The historical and modern-day distrust of the medical system in the Black community stems from centuries of medical malpractice, misdiagnosis, and undertreatment at the hands of white professionals in medicine. All one has to do is search the Tuskegee Syphilis Experiment or the coerced sterilization spurred by the eugenics movement with the aim of controlling "undesirable" populations of immigrants, disabled, mentally ill, and people of colour, preventing them from having children to understand the deep-rooted mistrust.
In modern times, as one of the most medically advanced and industrialized countries, people of colour and Black women, in particular, still encounter racism in healthcare, putting their well-being and lives at risk. Regardless of one's socioeconomic status, most Black women have endured trauma due to systematic racial bias and institutionalized racism structures and have experienced low-quality care, not being believed by their medical providers, and facing near-death and, at worst, fatal results because of the disparities in the health care system.
Only five percent of doctors in the US are Black although, there are more than 40 million Black people residing in the US.
Ashlee Wisdom, MPH, and CEO of Health In Her HUE is aware of the factors negatively impacting the health of Black women and was inspired to create a platform to change the health system and help Black women find Black, culturally competent providers.
"It's a dynamic platform. I want it to be a space where Black women can, yes, find health care providers that they're looking for and feel more comfortable trusting [the providers] — which tends to be Black women or Black doctors and providers regardless of gender identity," Wisdom told POPSUGAR. Additionally, Wisdom saw a need for Black providers to have more visibility being that only five percent of doctors in the US are Black, although there are more than 40 million Black people residing in the US.
Wisdom explained that health information such as research and data can be hard to understand and wanted to ensure that Black people had a place where they could find evidence-based health content that reflects their unique experiences. "I felt like there should be a space online that talks about health information in a way that encompasses all of the different factors that impact our health, which includes the microaggressions that we experience both in the workplace and while trying to navigate the health care system, economic resources, and some of the barriers that we experience trying to access care, which includes health insurance," Wisdom said.

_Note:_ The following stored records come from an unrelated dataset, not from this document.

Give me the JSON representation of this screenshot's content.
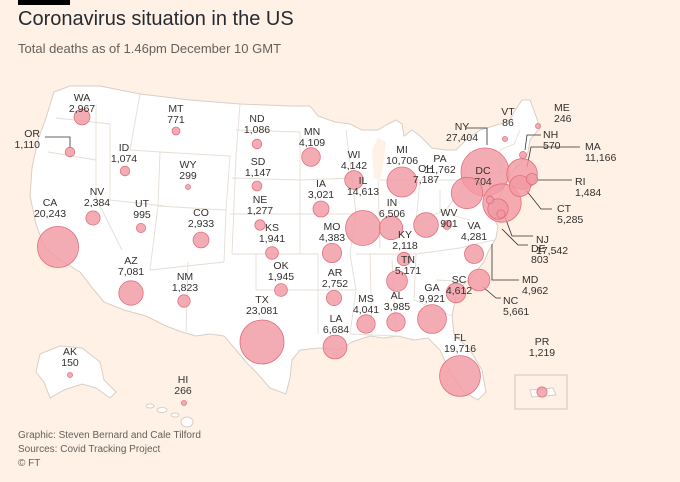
{
  "title": "Coronavirus situation in the US",
  "subtitle": "Total deaths as of 1.46pm December 10 GMT",
  "colors": {
    "background": "#fff1e5",
    "land": "#ffffff",
    "borders": "#d9cfc6",
    "bubble_fill": "#f19aa3",
    "bubble_stroke": "#e0707c",
    "text": "#33302e"
  },
  "states": [
    {
      "code": "WA",
      "deaths": 2967,
      "label": "2,967"
    },
    {
      "code": "OR",
      "deaths": 1110,
      "label": "1,110"
    },
    {
      "code": "CA",
      "deaths": 20243,
      "label": "20,243"
    },
    {
      "code": "NV",
      "deaths": 2384,
      "label": "2,384"
    },
    {
      "code": "ID",
      "deaths": 1074,
      "label": "1,074"
    },
    {
      "code": "MT",
      "deaths": 771,
      "label": "771"
    },
    {
      "code": "WY",
      "deaths": 299,
      "label": "299"
    },
    {
      "code": "UT",
      "deaths": 995,
      "label": "995"
    },
    {
      "code": "CO",
      "deaths": 2933,
      "label": "2,933"
    },
    {
      "code": "AZ",
      "deaths": 7081,
      "label": "7,081"
    },
    {
      "code": "NM",
      "deaths": 1823,
      "label": "1,823"
    },
    {
      "code": "ND",
      "deaths": 1086,
      "label": "1,086"
    },
    {
      "code": "SD",
      "deaths": 1147,
      "label": "1,147"
    },
    {
      "code": "NE",
      "deaths": 1277,
      "label": "1,277"
    },
    {
      "code": "KS",
      "deaths": 1941,
      "label": "1,941"
    },
    {
      "code": "OK",
      "deaths": 1945,
      "label": "1,945"
    },
    {
      "code": "TX",
      "deaths": 23081,
      "label": "23,081"
    },
    {
      "code": "MN",
      "deaths": 4109,
      "label": "4,109"
    },
    {
      "code": "IA",
      "deaths": 3021,
      "label": "3,021"
    },
    {
      "code": "MO",
      "deaths": 4383,
      "label": "4,383"
    },
    {
      "code": "AR",
      "deaths": 2752,
      "label": "2,752"
    },
    {
      "code": "LA",
      "deaths": 6684,
      "label": "6,684"
    },
    {
      "code": "WI",
      "deaths": 4142,
      "label": "4,142"
    },
    {
      "code": "IL",
      "deaths": 14613,
      "label": "14,613"
    },
    {
      "code": "MS",
      "deaths": 4041,
      "label": "4,041"
    },
    {
      "code": "MI",
      "deaths": 10706,
      "label": "10,706"
    },
    {
      "code": "IN",
      "deaths": 6506,
      "label": "6,506"
    },
    {
      "code": "KY",
      "deaths": 2118,
      "label": "2,118"
    },
    {
      "code": "TN",
      "deaths": 5171,
      "label": "5,171"
    },
    {
      "code": "AL",
      "deaths": 3985,
      "label": "3,985"
    },
    {
      "code": "OH",
      "deaths": 7187,
      "label": "7,187"
    },
    {
      "code": "GA",
      "deaths": 9921,
      "label": "9,921"
    },
    {
      "code": "FL",
      "deaths": 19716,
      "label": "19,716"
    },
    {
      "code": "SC",
      "deaths": 4612,
      "label": "4,612"
    },
    {
      "code": "NC",
      "deaths": 5661,
      "label": "5,661"
    },
    {
      "code": "VA",
      "deaths": 4281,
      "label": "4,281"
    },
    {
      "code": "WV",
      "deaths": 901,
      "label": "901"
    },
    {
      "code": "PA",
      "deaths": 11762,
      "label": "11,762"
    },
    {
      "code": "NY",
      "deaths": 27404,
      "label": "27,404"
    },
    {
      "code": "VT",
      "deaths": 86,
      "label": "86"
    },
    {
      "code": "NH",
      "deaths": 570,
      "label": "570"
    },
    {
      "code": "ME",
      "deaths": 246,
      "label": "246"
    },
    {
      "code": "MA",
      "deaths": 11166,
      "label": "11,166"
    },
    {
      "code": "RI",
      "deaths": 1484,
      "label": "1,484"
    },
    {
      "code": "CT",
      "deaths": 5285,
      "label": "5,285"
    },
    {
      "code": "NJ",
      "deaths": 17542,
      "label": "17,542"
    },
    {
      "code": "DE",
      "deaths": 803,
      "label": "803"
    },
    {
      "code": "MD",
      "deaths": 4962,
      "label": "4,962"
    },
    {
      "code": "DC",
      "deaths": 704,
      "label": "704"
    },
    {
      "code": "AK",
      "deaths": 150,
      "label": "150"
    },
    {
      "code": "HI",
      "deaths": 266,
      "label": "266"
    },
    {
      "code": "PR",
      "deaths": 1219,
      "label": "1,219"
    }
  ],
  "footer": {
    "graphic": "Graphic: Steven Bernard and Cale Tilford",
    "sources": "Sources: Covid Tracking Project",
    "logo": "© FT"
  }
}
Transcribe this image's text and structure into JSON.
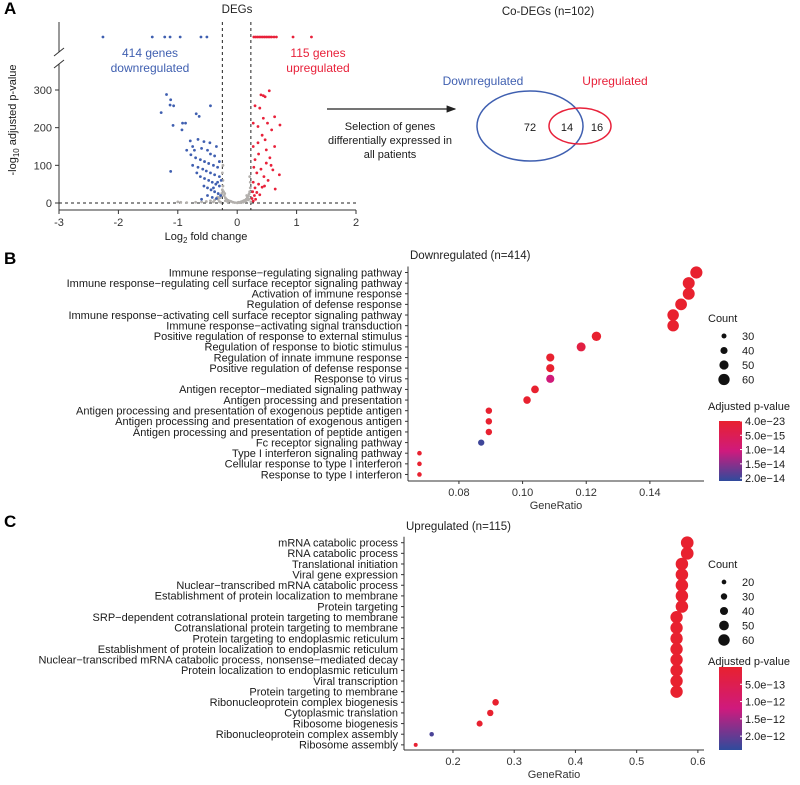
{
  "panels": {
    "a": "A",
    "b": "B",
    "c": "C"
  },
  "colors": {
    "down": "#3f5fb0",
    "up": "#e8213a",
    "ns": "#b3b0ad",
    "grad_high": "#e8212f",
    "grad_mid": "#cf1a7d",
    "grad_low": "#2f4b9c"
  },
  "chart_data": [
    {
      "type": "scatter",
      "title": "DEGs",
      "xlabel": {
        "main": "Log",
        "sub": "2",
        "rest": " fold change"
      },
      "ylabel": {
        "main": "-log",
        "sub": "10",
        "rest": " adjusted p-value"
      },
      "xlim": [
        -3,
        2
      ],
      "ylim": [
        0,
        300
      ],
      "xticks": [
        "-3",
        "-2",
        "-1",
        "0",
        "1",
        "2"
      ],
      "yticks": [
        "0",
        "100",
        "200",
        "300"
      ],
      "thresholds": {
        "fc_low": -0.25,
        "fc_high": 0.23,
        "p": 0
      },
      "annotations": {
        "down_line1": "414 genes",
        "down_line2": "downregulated",
        "up_line1": "115 genes",
        "up_line2": "upregulated"
      },
      "capped_down_x": [
        -2.26,
        -1.43,
        -1.22,
        -1.13,
        -0.96,
        -0.61,
        -0.51
      ],
      "capped_up_x": [
        0.28,
        0.31,
        0.34,
        0.37,
        0.4,
        0.43,
        0.46,
        0.49,
        0.52,
        0.55,
        0.58,
        0.62,
        0.66,
        0.94,
        1.25
      ],
      "down": [
        [
          -1.19,
          288
        ],
        [
          -1.12,
          274
        ],
        [
          -1.13,
          260
        ],
        [
          -1.07,
          258
        ],
        [
          -1.28,
          240
        ],
        [
          -1.08,
          206
        ],
        [
          -0.92,
          212
        ],
        [
          -0.87,
          212
        ],
        [
          -0.93,
          194
        ],
        [
          -0.69,
          237
        ],
        [
          -0.64,
          230
        ],
        [
          -0.45,
          258
        ],
        [
          -1.12,
          84
        ],
        [
          -0.79,
          165
        ],
        [
          -0.66,
          169
        ],
        [
          -0.56,
          163
        ],
        [
          -0.75,
          150
        ],
        [
          -0.72,
          140
        ],
        [
          -0.6,
          145
        ],
        [
          -0.5,
          140
        ],
        [
          -0.45,
          130
        ],
        [
          -0.38,
          125
        ],
        [
          -0.78,
          128
        ],
        [
          -0.7,
          120
        ],
        [
          -0.62,
          115
        ],
        [
          -0.55,
          110
        ],
        [
          -0.48,
          105
        ],
        [
          -0.4,
          100
        ],
        [
          -0.33,
          95
        ],
        [
          -0.75,
          100
        ],
        [
          -0.66,
          95
        ],
        [
          -0.58,
          90
        ],
        [
          -0.52,
          85
        ],
        [
          -0.45,
          80
        ],
        [
          -0.38,
          75
        ],
        [
          -0.3,
          70
        ],
        [
          -0.62,
          70
        ],
        [
          -0.55,
          65
        ],
        [
          -0.48,
          60
        ],
        [
          -0.42,
          55
        ],
        [
          -0.36,
          50
        ],
        [
          -0.3,
          45
        ],
        [
          -0.56,
          45
        ],
        [
          -0.5,
          40
        ],
        [
          -0.44,
          35
        ],
        [
          -0.38,
          30
        ],
        [
          -0.32,
          25
        ],
        [
          -0.28,
          20
        ],
        [
          -0.5,
          20
        ],
        [
          -0.42,
          15
        ],
        [
          -0.35,
          12
        ],
        [
          -0.6,
          10
        ],
        [
          -0.27,
          60
        ],
        [
          -0.3,
          110
        ],
        [
          -0.35,
          150
        ],
        [
          -0.85,
          140
        ],
        [
          -0.68,
          80
        ],
        [
          -0.46,
          160
        ],
        [
          -0.4,
          40
        ],
        [
          -0.33,
          55
        ]
      ],
      "up": [
        [
          0.4,
          287
        ],
        [
          0.54,
          298
        ],
        [
          0.47,
          282
        ],
        [
          0.44,
          285
        ],
        [
          0.3,
          258
        ],
        [
          0.38,
          252
        ],
        [
          0.63,
          229
        ],
        [
          0.72,
          207
        ],
        [
          0.44,
          225
        ],
        [
          0.27,
          212
        ],
        [
          0.51,
          212
        ],
        [
          0.35,
          203
        ],
        [
          0.58,
          194
        ],
        [
          0.47,
          168
        ],
        [
          0.27,
          150
        ],
        [
          0.63,
          150
        ],
        [
          0.49,
          141
        ],
        [
          0.3,
          115
        ],
        [
          0.49,
          106
        ],
        [
          0.71,
          75
        ],
        [
          0.64,
          37
        ],
        [
          0.42,
          180
        ],
        [
          0.36,
          130
        ],
        [
          0.55,
          120
        ],
        [
          0.28,
          95
        ],
        [
          0.4,
          90
        ],
        [
          0.6,
          88
        ],
        [
          0.33,
          80
        ],
        [
          0.45,
          70
        ],
        [
          0.52,
          60
        ],
        [
          0.27,
          55
        ],
        [
          0.36,
          50
        ],
        [
          0.3,
          40
        ],
        [
          0.42,
          42
        ],
        [
          0.26,
          30
        ],
        [
          0.33,
          28
        ],
        [
          0.29,
          20
        ],
        [
          0.38,
          22
        ],
        [
          0.25,
          12
        ],
        [
          0.31,
          10
        ],
        [
          0.27,
          5
        ],
        [
          0.57,
          100
        ],
        [
          0.46,
          45
        ],
        [
          0.35,
          160
        ]
      ],
      "ns": [
        [
          -1.0,
          3
        ],
        [
          -0.95,
          2
        ],
        [
          -0.85,
          1
        ],
        [
          -0.7,
          2
        ],
        [
          -0.6,
          3
        ],
        [
          -0.52,
          4
        ],
        [
          -0.45,
          6
        ],
        [
          -0.38,
          8
        ],
        [
          -0.32,
          10
        ],
        [
          -0.29,
          14
        ],
        [
          -0.27,
          18
        ],
        [
          -0.26,
          25
        ],
        [
          -0.25,
          35
        ],
        [
          -0.24,
          45
        ],
        [
          -0.23,
          30
        ],
        [
          -0.22,
          20
        ],
        [
          -0.2,
          14
        ],
        [
          -0.18,
          10
        ],
        [
          -0.15,
          7
        ],
        [
          -0.12,
          5
        ],
        [
          -0.1,
          4
        ],
        [
          -0.07,
          2
        ],
        [
          -0.04,
          1
        ],
        [
          0,
          0.5
        ],
        [
          0.03,
          1
        ],
        [
          0.06,
          3
        ],
        [
          0.09,
          5
        ],
        [
          0.12,
          7
        ],
        [
          0.15,
          10
        ],
        [
          0.17,
          14
        ],
        [
          0.19,
          18
        ],
        [
          0.2,
          24
        ],
        [
          0.21,
          30
        ],
        [
          0.22,
          40
        ],
        [
          0.22,
          55
        ],
        [
          0.21,
          70
        ],
        [
          -0.24,
          60
        ],
        [
          -0.25,
          80
        ],
        [
          -0.24,
          100
        ],
        [
          0.1,
          2
        ],
        [
          0.14,
          4
        ],
        [
          0.18,
          8
        ],
        [
          -0.2,
          6
        ],
        [
          -0.16,
          3
        ],
        [
          -0.3,
          4
        ],
        [
          -0.4,
          3
        ],
        [
          0.05,
          1
        ],
        [
          -0.33,
          16
        ],
        [
          0.2,
          10
        ],
        [
          0.16,
          20
        ],
        [
          -0.21,
          25
        ],
        [
          -0.28,
          2
        ],
        [
          0.23,
          3
        ],
        [
          0.02,
          2
        ]
      ]
    },
    {
      "type": "venn",
      "title": "Co-DEGs (n=102)",
      "arrow_text": [
        "Selection of genes",
        "differentially expressed in",
        "all patients"
      ],
      "sets": [
        {
          "name": "Downregulated",
          "only": 72
        },
        {
          "name": "Upregulated",
          "only": 16
        }
      ],
      "overlap": 14
    },
    {
      "type": "scatter",
      "title": "Downregulated (n=414)",
      "xlabel": "GeneRatio",
      "xlim": [
        0.064,
        0.157
      ],
      "xticks": [
        0.08,
        0.1,
        0.12,
        0.14
      ],
      "xtick_labels": [
        "0.08",
        "0.10",
        "0.12",
        "0.14"
      ],
      "terms": [
        "Immune response−regulating signaling pathway",
        "Immune response−regulating cell surface receptor signaling pathway",
        "Activation of immune response",
        "Regulation of defense response",
        "Immune response−activating cell surface receptor signaling pathway",
        "Immune response−activating signal transduction",
        "Positive regulation of response to external stimulus",
        "Regulation of response to biotic stimulus",
        "Regulation of innate immune response",
        "Positive regulation of defense response",
        "Response to virus",
        "Antigen receptor−mediated signaling pathway",
        "Antigen processing and presentation",
        "Antigen processing and presentation of exogenous peptide antigen",
        "Antigen processing and presentation of exogenous antigen",
        "Antigen processing and presentation of peptide antigen",
        "Fc receptor signaling pathway",
        "Type I interferon signaling pathway",
        "Cellular response to type I interferon",
        "Response to type I interferon"
      ],
      "gene_ratio": [
        0.1546,
        0.1522,
        0.1522,
        0.1498,
        0.1473,
        0.1473,
        0.1232,
        0.1184,
        0.1087,
        0.1087,
        0.1087,
        0.1039,
        0.1014,
        0.0894,
        0.0894,
        0.0894,
        0.087,
        0.0676,
        0.0676,
        0.0676
      ],
      "count": [
        64,
        63,
        63,
        62,
        61,
        61,
        51,
        49,
        45,
        45,
        45,
        43,
        42,
        37,
        37,
        37,
        36,
        28,
        28,
        28
      ],
      "p_adjust": [
        4e-23,
        1e-22,
        1e-22,
        5e-22,
        1e-21,
        1e-21,
        1e-19,
        2.5e-15,
        1e-18,
        1e-18,
        1e-14,
        1e-17,
        1e-17,
        1e-16,
        1e-16,
        1e-16,
        2e-14,
        1e-16,
        1e-16,
        1e-16
      ],
      "size_legend": {
        "title": "Count",
        "values": [
          30,
          40,
          50,
          60
        ]
      },
      "color_legend": {
        "title": "Adjusted p-value",
        "range": [
          4e-23,
          2.1e-14
        ],
        "ticks": [
          4e-23,
          5e-15,
          1e-14,
          1.5e-14,
          2e-14
        ],
        "tick_labels": [
          "4.0e−23",
          "5.0e−15",
          "1.0e−14",
          "1.5e−14",
          "2.0e−14"
        ]
      }
    },
    {
      "type": "scatter",
      "title": "Upregulated (n=115)",
      "xlabel": "GeneRatio",
      "xlim": [
        0.12,
        0.61
      ],
      "xticks": [
        0.2,
        0.3,
        0.4,
        0.5,
        0.6
      ],
      "xtick_labels": [
        "0.2",
        "0.3",
        "0.4",
        "0.5",
        "0.6"
      ],
      "terms": [
        "mRNA catabolic process",
        "RNA catabolic process",
        "Translational initiation",
        "Viral gene expression",
        "Nuclear−transcribed mRNA catabolic process",
        "Establishment of protein localization to membrane",
        "Protein targeting",
        "SRP−dependent cotranslational protein targeting to membrane",
        "Cotranslational protein targeting to membrane",
        "Protein targeting to endoplasmic reticulum",
        "Establishment of protein localization to endoplasmic reticulum",
        "Nuclear−transcribed mRNA catabolic process, nonsense−mediated decay",
        "Protein localization to endoplasmic reticulum",
        "Viral transcription",
        "Protein targeting to membrane",
        "Ribonucleoprotein complex biogenesis",
        "Cytoplasmic translation",
        "Ribosome biogenesis",
        "Ribonucleoprotein complex assembly",
        "Ribosome assembly"
      ],
      "gene_ratio": [
        0.5826,
        0.5826,
        0.5739,
        0.5739,
        0.5739,
        0.5739,
        0.5739,
        0.5652,
        0.5652,
        0.5652,
        0.5652,
        0.5652,
        0.5652,
        0.5652,
        0.5652,
        0.2696,
        0.2609,
        0.2435,
        0.1652,
        0.1391
      ],
      "count": [
        67,
        67,
        66,
        66,
        66,
        66,
        66,
        65,
        65,
        65,
        65,
        65,
        65,
        65,
        65,
        31,
        30,
        28,
        19,
        16
      ],
      "p_adjust": [
        1e-40,
        1e-40,
        1e-40,
        1e-40,
        1e-40,
        1e-40,
        1e-40,
        1e-40,
        1e-40,
        1e-40,
        1e-40,
        1e-40,
        1e-40,
        1e-40,
        1e-40,
        1e-15,
        1e-15,
        1e-14,
        2.2e-12,
        5e-14
      ],
      "size_legend": {
        "title": "Count",
        "values": [
          20,
          30,
          40,
          50,
          60
        ]
      },
      "color_legend": {
        "title": "Adjusted p-value",
        "range": [
          0,
          2.4e-12
        ],
        "ticks": [
          5e-13,
          1e-12,
          1.5e-12,
          2e-12
        ],
        "tick_labels": [
          "5.0e−13",
          "1.0e−12",
          "1.5e−12",
          "2.0e−12"
        ]
      }
    }
  ]
}
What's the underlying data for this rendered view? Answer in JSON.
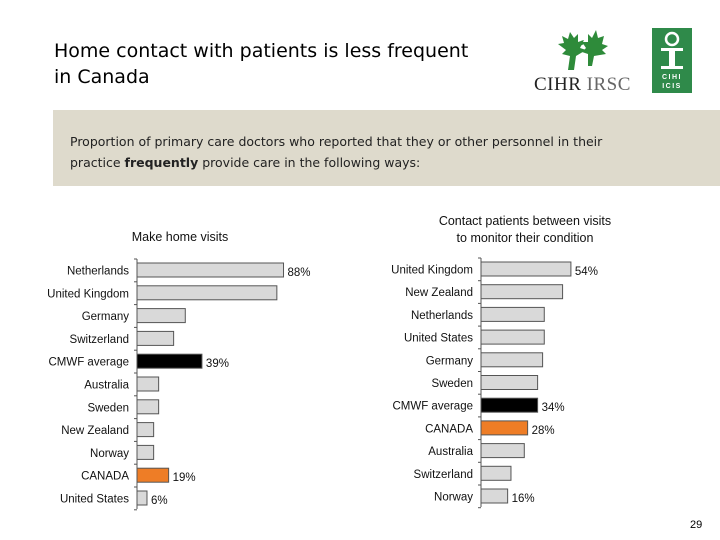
{
  "header": {
    "title_line1": "Home contact with patients is less frequent",
    "title_line2": "in Canada"
  },
  "logos": {
    "cihr_text": "CIHR",
    "irsc_text": "IRSC",
    "icis_text_top": "CIHI",
    "icis_text_bottom": "ICIS"
  },
  "banner": {
    "line1": "Proportion of primary care doctors who reported that they or other personnel in their",
    "line2_pre": "practice ",
    "line2_bold": "frequently",
    "line2_post": " provide care in the following ways:"
  },
  "chart_data": [
    {
      "type": "bar",
      "orientation": "horizontal",
      "title": "Make home visits",
      "categories": [
        "Netherlands",
        "United Kingdom",
        "Germany",
        "Switzerland",
        "CMWF average",
        "Australia",
        "Sweden",
        "New Zealand",
        "Norway",
        "CANADA",
        "United States"
      ],
      "values": [
        88,
        84,
        29,
        22,
        39,
        13,
        13,
        10,
        10,
        19,
        6
      ],
      "value_labels": [
        "88%",
        "",
        "",
        "",
        "39%",
        "",
        "",
        "",
        "",
        "19%",
        "6%"
      ],
      "highlight": {
        "CMWF average": "black",
        "CANADA": "orange"
      },
      "xlim": [
        0,
        100
      ]
    },
    {
      "type": "bar",
      "orientation": "horizontal",
      "title": "Contact patients between visits to monitor their condition",
      "title_line1": "Contact patients between visits",
      "title_line2": "to monitor their condition",
      "categories": [
        "United Kingdom",
        "New Zealand",
        "Netherlands",
        "United States",
        "Germany",
        "Sweden",
        "CMWF average",
        "CANADA",
        "Australia",
        "Switzerland",
        "Norway"
      ],
      "values": [
        54,
        49,
        38,
        38,
        37,
        34,
        34,
        28,
        26,
        18,
        16
      ],
      "value_labels": [
        "54%",
        "",
        "",
        "",
        "",
        "",
        "34%",
        "28%",
        "",
        "",
        "16%"
      ],
      "highlight": {
        "CMWF average": "black",
        "CANADA": "orange"
      },
      "xlim": [
        0,
        100
      ]
    }
  ],
  "colors": {
    "bar_default": "#d9d9d9",
    "bar_border": "#555555",
    "average": "#000000",
    "canada": "#ee7d26",
    "banner_bg": "#dedacc",
    "logo_green": "#2e8b3a",
    "icis_green": "#2f8a4a"
  },
  "footer": {
    "page_number": "29"
  }
}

With Health In Her HUE, Black women will be able to find providers across all specialities. The app is currently in beta, but you can still find providers via the Health In Her Hue website. You can also support the launch of the of the app by donating to and spreading the word about their mission.
"Every Black woman needs to go in there understanding that they are an expert at their body because they've been with their body their entire life."
This app is just one way to improve the health outcomes for Black women, and Wisdom is a champion for Black women continuing to advocate for themselves. "Just go in there knowing that you know more about your body than a doctor who has an MD. There's that title hierarchy that we tend to feel that because this person's a doctor and they're an expert that they know more than me," she said. Additionally, she recommends being equipped with as much information as possible, to ask specific questions, and not to leave your appointment until you get clear answers to the questions you're asking.
It's important to take preventive measures to avoid certain health complications, Wisdom said, but she's also a proponent of not feeling afraid to demand what you need as a health care consumer since the health care system currently operates as a business. "Every Black woman needs to go in there understanding that they are an expert at their body because they've been with their body their entire life."